From Crypto Mining to LLM Fine-tuning: Unlocking Large Language Model Fine-tuning through Collaborative Compute Pools

I would like to initiate a discussion on the concept of collaborative computing pools for LLM fine-tuning. Imagine a world where anyone, not just tech giants with supercomputers, can contribute to the cutting edge AI research. This vision becomes closer to reality with the concept of collaborative computing pools for LLM fine-tuning. Inspired by mining pools in the cryptocurrency world, these pools would aggregate individual computing resources to tackle the immense computational demands of fine-tuning LLMs.

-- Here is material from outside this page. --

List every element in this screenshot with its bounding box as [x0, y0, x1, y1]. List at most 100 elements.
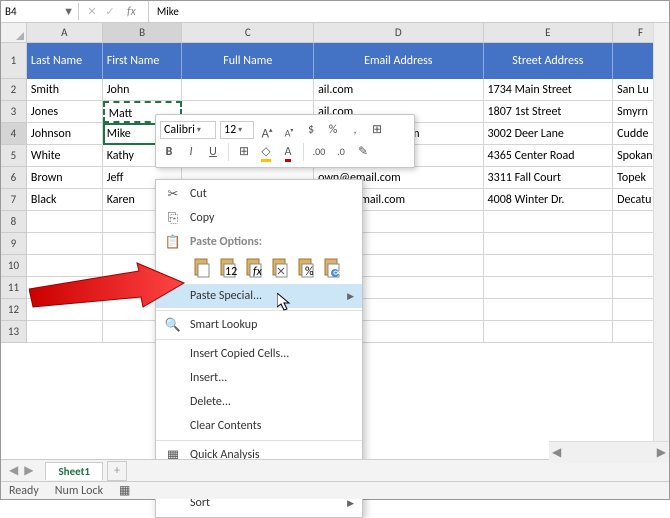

Why is this necessary? While the latest advancements allow fine-tuning on consumer GPUs, their limited memory (typically 6-8 GB) makes them unsuitable for handling even the smallest of open-source LLMs like the Llama 7B. Pooling resources unlocks the potential to fine-tune even the larger models with tens of billions of parameters, democratizing access to LLM development.

This aligns perfectly with the open-source ethos shaping the LLM landscape. Just as open-source data, models, and knowledge have fueled rapid progress, this kind of open-source compute could be the next game-changer. Individual contributions converge into a shared resource hub, enabling users to tap into a vast compute reservoir for LLM fine-tuning.

Technically, this hinges on model parallelism, splitting the LLM across multiple devices, distributed training, communication, and synchronization. DeepSpeed and Megatron-LM could be potential libraries facilitating this. Data parallelism can also be employed to further scale the training process.

The pool could implement a voting system where users propose diverse methods for model training, and the community votes on the most promising approaches and then decides how to utilize the shared resources. This fosters knowledge sharing, research collaboration, and lowers the barrier to entry for newcomers.

I am interested in hearing the thoughts and insights of the community on the feasibility, potential issues, and challenges of this concept. I am particularly interested in discussing any specific model parallelism or communication frameworks that would be well-suited for its implementation.


I think its a great idea.
I have thought about these things myself.
I was wondering if perhaps distributed support could be built into for example pytorch.

I would love work with the pytorch C++ code if that approach could be viable.